Thanks to what government-controlled GSE Freddie Mac is calling a “material increase in mortgage insurer rescissions, cancellations and denials of coverage” in its mortgage portfolio, the GSE is warning mortgage sellers and servicers that it may be demanding that they buy back loans if it is determined that the mortgage “does not have the mortgage insurance coverage as required at delivery, or if the mortgage insurance coverage is no longer in force”[1]. Furthermore, lenders who currently have outstanding repurchase requests in place from the GSE “must move ahead with buying back the loan or appeal the repurchase request” via providing proof that the mortgage does have effective insurance or that it has been paid in full. Lenders have until September 30 of this year to resolve repurchase requests made prior to May 31, 2011. However, they are subject to whatever timeline is stated in the request for repurchase requests made after that date.
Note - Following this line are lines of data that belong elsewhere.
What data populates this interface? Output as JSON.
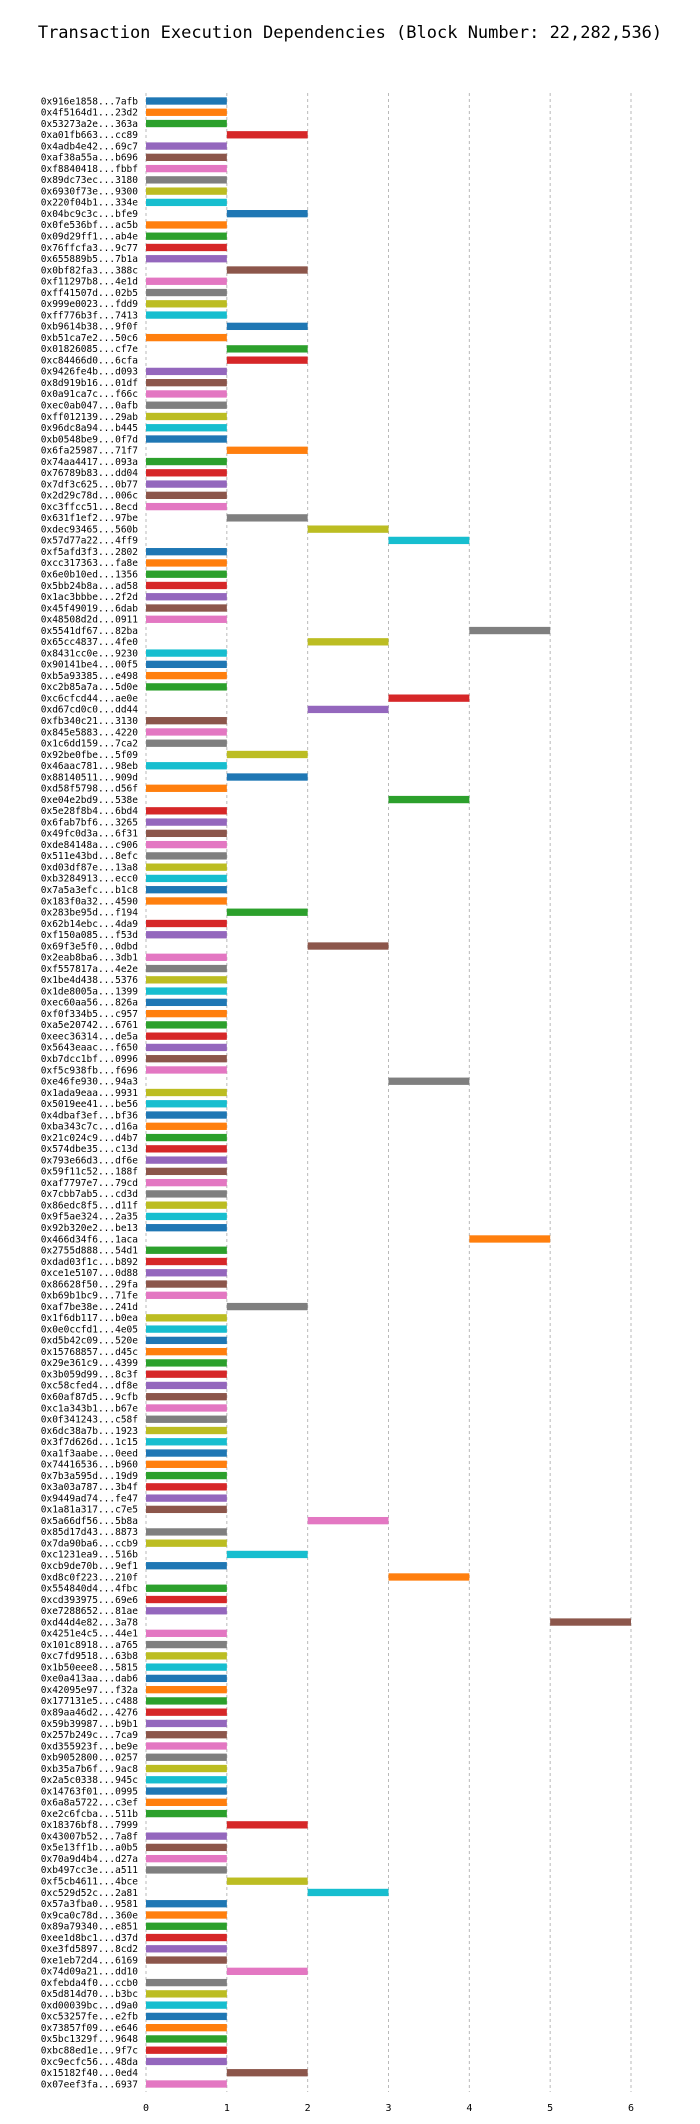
{
  "chart_data": {
    "type": "bar",
    "orientation": "horizontal",
    "title": "Transaction Execution Dependencies (Block Number: 22,282,536)",
    "xlabel": "",
    "ylabel": "",
    "xlim": [
      0,
      6
    ],
    "xticks": [
      "0",
      "1",
      "2",
      "3",
      "4",
      "5",
      "6"
    ],
    "grid": "vertical dashed",
    "colors": [
      "#1f77b4",
      "#ff7f0e",
      "#2ca02c",
      "#d62728",
      "#9467bd",
      "#8c564b",
      "#e377c2",
      "#7f7f7f",
      "#bcbd22",
      "#17becf"
    ],
    "transactions": [
      {
        "tx": "0x916e1858...7afb",
        "start": 0,
        "end": 1
      },
      {
        "tx": "0x4f5164d1...23d2",
        "start": 0,
        "end": 1
      },
      {
        "tx": "0x53273a2e...363a",
        "start": 0,
        "end": 1
      },
      {
        "tx": "0xa01fb663...cc89",
        "start": 1,
        "end": 2
      },
      {
        "tx": "0x4adb4e42...69c7",
        "start": 0,
        "end": 1
      },
      {
        "tx": "0xaf38a55a...b696",
        "start": 0,
        "end": 1
      },
      {
        "tx": "0xf8840418...fbbf",
        "start": 0,
        "end": 1
      },
      {
        "tx": "0x89dc73ec...3180",
        "start": 0,
        "end": 1
      },
      {
        "tx": "0x6930f73e...9300",
        "start": 0,
        "end": 1
      },
      {
        "tx": "0x220f04b1...334e",
        "start": 0,
        "end": 1
      },
      {
        "tx": "0x04bc9c3c...bfe9",
        "start": 1,
        "end": 2
      },
      {
        "tx": "0x0fe536bf...ac5b",
        "start": 0,
        "end": 1
      },
      {
        "tx": "0x09d29ff1...ab4e",
        "start": 0,
        "end": 1
      },
      {
        "tx": "0x76ffcfa3...9c77",
        "start": 0,
        "end": 1
      },
      {
        "tx": "0x655889b5...7b1a",
        "start": 0,
        "end": 1
      },
      {
        "tx": "0x0bf82fa3...388c",
        "start": 1,
        "end": 2
      },
      {
        "tx": "0xf11297b8...4e1d",
        "start": 0,
        "end": 1
      },
      {
        "tx": "0xff41507d...02b5",
        "start": 0,
        "end": 1
      },
      {
        "tx": "0x999e0023...fdd9",
        "start": 0,
        "end": 1
      },
      {
        "tx": "0xff776b3f...7413",
        "start": 0,
        "end": 1
      },
      {
        "tx": "0xb9614b38...9f0f",
        "start": 1,
        "end": 2
      },
      {
        "tx": "0xb51ca7e2...50c6",
        "start": 0,
        "end": 1
      },
      {
        "tx": "0x01826085...cf7e",
        "start": 1,
        "end": 2
      },
      {
        "tx": "0xc84466d0...6cfa",
        "start": 1,
        "end": 2
      },
      {
        "tx": "0x9426fe4b...d093",
        "start": 0,
        "end": 1
      },
      {
        "tx": "0x8d919b16...01df",
        "start": 0,
        "end": 1
      },
      {
        "tx": "0x0a91ca7c...f66c",
        "start": 0,
        "end": 1
      },
      {
        "tx": "0xec0ab047...0afb",
        "start": 0,
        "end": 1
      },
      {
        "tx": "0xff012139...29ab",
        "start": 0,
        "end": 1
      },
      {
        "tx": "0x96dc8a94...b445",
        "start": 0,
        "end": 1
      },
      {
        "tx": "0xb0548be9...0f7d",
        "start": 0,
        "end": 1
      },
      {
        "tx": "0x6fa25987...71f7",
        "start": 1,
        "end": 2
      },
      {
        "tx": "0x74aa4417...093a",
        "start": 0,
        "end": 1
      },
      {
        "tx": "0x76789b83...dd04",
        "start": 0,
        "end": 1
      },
      {
        "tx": "0x7df3c625...0b77",
        "start": 0,
        "end": 1
      },
      {
        "tx": "0x2d29c78d...006c",
        "start": 0,
        "end": 1
      },
      {
        "tx": "0xc3ffcc51...8ecd",
        "start": 0,
        "end": 1
      },
      {
        "tx": "0x631f1ef2...97be",
        "start": 1,
        "end": 2
      },
      {
        "tx": "0xdec93465...560b",
        "start": 2,
        "end": 3
      },
      {
        "tx": "0x57d77a22...4ff9",
        "start": 3,
        "end": 4
      },
      {
        "tx": "0xf5afd3f3...2802",
        "start": 0,
        "end": 1
      },
      {
        "tx": "0xcc317363...fa8e",
        "start": 0,
        "end": 1
      },
      {
        "tx": "0x6e0b10ed...1356",
        "start": 0,
        "end": 1
      },
      {
        "tx": "0x5bb24b8a...ad58",
        "start": 0,
        "end": 1
      },
      {
        "tx": "0x1ac3bbbe...2f2d",
        "start": 0,
        "end": 1
      },
      {
        "tx": "0x45f49019...6dab",
        "start": 0,
        "end": 1
      },
      {
        "tx": "0x48508d2d...0911",
        "start": 0,
        "end": 1
      },
      {
        "tx": "0x5541df67...82ba",
        "start": 4,
        "end": 5
      },
      {
        "tx": "0x65cc4837...4fe0",
        "start": 2,
        "end": 3
      },
      {
        "tx": "0x8431cc0e...9230",
        "start": 0,
        "end": 1
      },
      {
        "tx": "0x90141be4...00f5",
        "start": 0,
        "end": 1
      },
      {
        "tx": "0xb5a93385...e498",
        "start": 0,
        "end": 1
      },
      {
        "tx": "0xc2b85a7a...5d0e",
        "start": 0,
        "end": 1
      },
      {
        "tx": "0xc6cfcd44...ae0e",
        "start": 3,
        "end": 4
      },
      {
        "tx": "0xd67cd0c0...dd44",
        "start": 2,
        "end": 3
      },
      {
        "tx": "0xfb340c21...3130",
        "start": 0,
        "end": 1
      },
      {
        "tx": "0x845e5883...4220",
        "start": 0,
        "end": 1
      },
      {
        "tx": "0x1c6dd159...7ca2",
        "start": 0,
        "end": 1
      },
      {
        "tx": "0x92be0fbe...5f09",
        "start": 1,
        "end": 2
      },
      {
        "tx": "0x46aac781...98eb",
        "start": 0,
        "end": 1
      },
      {
        "tx": "0x88140511...909d",
        "start": 1,
        "end": 2
      },
      {
        "tx": "0xd58f5798...d56f",
        "start": 0,
        "end": 1
      },
      {
        "tx": "0xe04e2bd9...538e",
        "start": 3,
        "end": 4
      },
      {
        "tx": "0x5e28f8b4...6bd4",
        "start": 0,
        "end": 1
      },
      {
        "tx": "0x6fab7bf6...3265",
        "start": 0,
        "end": 1
      },
      {
        "tx": "0x49fc0d3a...6f31",
        "start": 0,
        "end": 1
      },
      {
        "tx": "0xde84148a...c906",
        "start": 0,
        "end": 1
      },
      {
        "tx": "0x511e43bd...8efc",
        "start": 0,
        "end": 1
      },
      {
        "tx": "0xd03df87e...13a8",
        "start": 0,
        "end": 1
      },
      {
        "tx": "0xb3284913...ecc0",
        "start": 0,
        "end": 1
      },
      {
        "tx": "0x7a5a3efc...b1c8",
        "start": 0,
        "end": 1
      },
      {
        "tx": "0x183f0a32...4590",
        "start": 0,
        "end": 1
      },
      {
        "tx": "0x283be95d...f194",
        "start": 1,
        "end": 2
      },
      {
        "tx": "0x62b14ebc...4da9",
        "start": 0,
        "end": 1
      },
      {
        "tx": "0xf150a085...f53d",
        "start": 0,
        "end": 1
      },
      {
        "tx": "0x69f3e5f0...0dbd",
        "start": 2,
        "end": 3
      },
      {
        "tx": "0x2eab8ba6...3db1",
        "start": 0,
        "end": 1
      },
      {
        "tx": "0xf557817a...4e2e",
        "start": 0,
        "end": 1
      },
      {
        "tx": "0x1be4d438...5376",
        "start": 0,
        "end": 1
      },
      {
        "tx": "0x1de8005a...1399",
        "start": 0,
        "end": 1
      },
      {
        "tx": "0xec60aa56...826a",
        "start": 0,
        "end": 1
      },
      {
        "tx": "0xf0f334b5...c957",
        "start": 0,
        "end": 1
      },
      {
        "tx": "0xa5e20742...6761",
        "start": 0,
        "end": 1
      },
      {
        "tx": "0xeec36314...de5a",
        "start": 0,
        "end": 1
      },
      {
        "tx": "0x5643eaac...f650",
        "start": 0,
        "end": 1
      },
      {
        "tx": "0xb7dcc1bf...0996",
        "start": 0,
        "end": 1
      },
      {
        "tx": "0xf5c938fb...f696",
        "start": 0,
        "end": 1
      },
      {
        "tx": "0xe46fe930...94a3",
        "start": 3,
        "end": 4
      },
      {
        "tx": "0x1ada9eaa...9931",
        "start": 0,
        "end": 1
      },
      {
        "tx": "0x5019ee41...be56",
        "start": 0,
        "end": 1
      },
      {
        "tx": "0x4dbaf3ef...bf36",
        "start": 0,
        "end": 1
      },
      {
        "tx": "0xba343c7c...d16a",
        "start": 0,
        "end": 1
      },
      {
        "tx": "0x21c024c9...d4b7",
        "start": 0,
        "end": 1
      },
      {
        "tx": "0x574dbe35...c13d",
        "start": 0,
        "end": 1
      },
      {
        "tx": "0x793e66d3...df6e",
        "start": 0,
        "end": 1
      },
      {
        "tx": "0x59f11c52...188f",
        "start": 0,
        "end": 1
      },
      {
        "tx": "0xaf7797e7...79cd",
        "start": 0,
        "end": 1
      },
      {
        "tx": "0x7cbb7ab5...cd3d",
        "start": 0,
        "end": 1
      },
      {
        "tx": "0x86edc8f5...d11f",
        "start": 0,
        "end": 1
      },
      {
        "tx": "0x9f5ae324...2a35",
        "start": 0,
        "end": 1
      },
      {
        "tx": "0x92b320e2...be13",
        "start": 0,
        "end": 1
      },
      {
        "tx": "0x466d34f6...1aca",
        "start": 4,
        "end": 5
      },
      {
        "tx": "0x2755d888...54d1",
        "start": 0,
        "end": 1
      },
      {
        "tx": "0xdad03f1c...b892",
        "start": 0,
        "end": 1
      },
      {
        "tx": "0xce1e5107...0d88",
        "start": 0,
        "end": 1
      },
      {
        "tx": "0x86628f50...29fa",
        "start": 0,
        "end": 1
      },
      {
        "tx": "0xb69b1bc9...71fe",
        "start": 0,
        "end": 1
      },
      {
        "tx": "0xaf7be38e...241d",
        "start": 1,
        "end": 2
      },
      {
        "tx": "0x1f6db117...b0ea",
        "start": 0,
        "end": 1
      },
      {
        "tx": "0x0e0ccfd1...4e05",
        "start": 0,
        "end": 1
      },
      {
        "tx": "0xd5b42c09...520e",
        "start": 0,
        "end": 1
      },
      {
        "tx": "0x15768857...d45c",
        "start": 0,
        "end": 1
      },
      {
        "tx": "0x29e361c9...4399",
        "start": 0,
        "end": 1
      },
      {
        "tx": "0x3b059d99...8c3f",
        "start": 0,
        "end": 1
      },
      {
        "tx": "0xc58cfed4...df8e",
        "start": 0,
        "end": 1
      },
      {
        "tx": "0x60af87d5...9cfb",
        "start": 0,
        "end": 1
      },
      {
        "tx": "0xc1a343b1...b67e",
        "start": 0,
        "end": 1
      },
      {
        "tx": "0x0f341243...c58f",
        "start": 0,
        "end": 1
      },
      {
        "tx": "0x6dc38a7b...1923",
        "start": 0,
        "end": 1
      },
      {
        "tx": "0x3f7d626d...1c15",
        "start": 0,
        "end": 1
      },
      {
        "tx": "0xa1f3aabe...0eed",
        "start": 0,
        "end": 1
      },
      {
        "tx": "0x74416536...b960",
        "start": 0,
        "end": 1
      },
      {
        "tx": "0x7b3a595d...19d9",
        "start": 0,
        "end": 1
      },
      {
        "tx": "0x3a03a787...3b4f",
        "start": 0,
        "end": 1
      },
      {
        "tx": "0x9449ad74...fe47",
        "start": 0,
        "end": 1
      },
      {
        "tx": "0x1a81a317...c7e5",
        "start": 0,
        "end": 1
      },
      {
        "tx": "0x5a66df56...5b8a",
        "start": 2,
        "end": 3
      },
      {
        "tx": "0x85d17d43...8873",
        "start": 0,
        "end": 1
      },
      {
        "tx": "0x7da90ba6...ccb9",
        "start": 0,
        "end": 1
      },
      {
        "tx": "0xc1231ea9...516b",
        "start": 1,
        "end": 2
      },
      {
        "tx": "0xcb9de70b...9ef1",
        "start": 0,
        "end": 1
      },
      {
        "tx": "0xd8c0f223...210f",
        "start": 3,
        "end": 4
      },
      {
        "tx": "0x554840d4...4fbc",
        "start": 0,
        "end": 1
      },
      {
        "tx": "0xcd393975...69e6",
        "start": 0,
        "end": 1
      },
      {
        "tx": "0xe7288652...81ae",
        "start": 0,
        "end": 1
      },
      {
        "tx": "0xd44d4e82...3a78",
        "start": 5,
        "end": 6
      },
      {
        "tx": "0x4251e4c5...44e1",
        "start": 0,
        "end": 1
      },
      {
        "tx": "0x101c8918...a765",
        "start": 0,
        "end": 1
      },
      {
        "tx": "0xc7fd9518...63b8",
        "start": 0,
        "end": 1
      },
      {
        "tx": "0x1b50eee8...5815",
        "start": 0,
        "end": 1
      },
      {
        "tx": "0xe0a413aa...dab6",
        "start": 0,
        "end": 1
      },
      {
        "tx": "0x42095e97...f32a",
        "start": 0,
        "end": 1
      },
      {
        "tx": "0x177131e5...c488",
        "start": 0,
        "end": 1
      },
      {
        "tx": "0x89aa46d2...4276",
        "start": 0,
        "end": 1
      },
      {
        "tx": "0x59b39987...b9b1",
        "start": 0,
        "end": 1
      },
      {
        "tx": "0x257b249c...7ca9",
        "start": 0,
        "end": 1
      },
      {
        "tx": "0xd355923f...be9e",
        "start": 0,
        "end": 1
      },
      {
        "tx": "0xb9052800...0257",
        "start": 0,
        "end": 1
      },
      {
        "tx": "0xb35a7b6f...9ac8",
        "start": 0,
        "end": 1
      },
      {
        "tx": "0x2a5c0338...945c",
        "start": 0,
        "end": 1
      },
      {
        "tx": "0x14763f01...0995",
        "start": 0,
        "end": 1
      },
      {
        "tx": "0x6a8a5722...c3ef",
        "start": 0,
        "end": 1
      },
      {
        "tx": "0xe2c6fcba...511b",
        "start": 0,
        "end": 1
      },
      {
        "tx": "0x18376bf8...7999",
        "start": 1,
        "end": 2
      },
      {
        "tx": "0x43007b52...7a8f",
        "start": 0,
        "end": 1
      },
      {
        "tx": "0x5e13ff1b...a0b5",
        "start": 0,
        "end": 1
      },
      {
        "tx": "0x70a9d4b4...d27a",
        "start": 0,
        "end": 1
      },
      {
        "tx": "0xb497cc3e...a511",
        "start": 0,
        "end": 1
      },
      {
        "tx": "0xf5cb4611...4bce",
        "start": 1,
        "end": 2
      },
      {
        "tx": "0xc529d52c...2a81",
        "start": 2,
        "end": 3
      },
      {
        "tx": "0x57a3fba0...9581",
        "start": 0,
        "end": 1
      },
      {
        "tx": "0x9ca0c78d...360e",
        "start": 0,
        "end": 1
      },
      {
        "tx": "0x89a79340...e851",
        "start": 0,
        "end": 1
      },
      {
        "tx": "0xee1d8bc1...d37d",
        "start": 0,
        "end": 1
      },
      {
        "tx": "0xe3fd5897...8cd2",
        "start": 0,
        "end": 1
      },
      {
        "tx": "0xe1eb72d4...6169",
        "start": 0,
        "end": 1
      },
      {
        "tx": "0x74d09a21...dd10",
        "start": 1,
        "end": 2
      },
      {
        "tx": "0xfebda4f0...ccb0",
        "start": 0,
        "end": 1
      },
      {
        "tx": "0x5d814d70...b3bc",
        "start": 0,
        "end": 1
      },
      {
        "tx": "0xd00039bc...d9a0",
        "start": 0,
        "end": 1
      },
      {
        "tx": "0xc53257fe...e2fb",
        "start": 0,
        "end": 1
      },
      {
        "tx": "0x73857f09...e646",
        "start": 0,
        "end": 1
      },
      {
        "tx": "0x5bc1329f...9648",
        "start": 0,
        "end": 1
      },
      {
        "tx": "0xbc88ed1e...9f7c",
        "start": 0,
        "end": 1
      },
      {
        "tx": "0xc9ecfc56...48da",
        "start": 0,
        "end": 1
      },
      {
        "tx": "0x15182f40...0ed4",
        "start": 1,
        "end": 2
      },
      {
        "tx": "0x07eef3fa...6937",
        "start": 0,
        "end": 1
      }
    ]
  }
}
Mortgage with loan-to-value (LTV) ratios of more than 80 percent must be insured before sale to Freddie Mac[2]. The GSE is concerned that lenders and servicers are not and have not been honoring this requirement and hopes that the public alert will speed repurchase settlements along and deter further errors as well. For example, at the beginning of August, Bank of America was forced to repurchase “many more faulty loans” than it had originally agreed to, potentially jeopardizing cash flow, announced BofA spokespeople[3]. It appears that from the GSE’s standpoint, this transaction was a success since now it appears that many other lenders may have repurchase more toxic mortgages than they had originally planned.
Do you think that this repurchase strategy is good for the lending market? For real estate?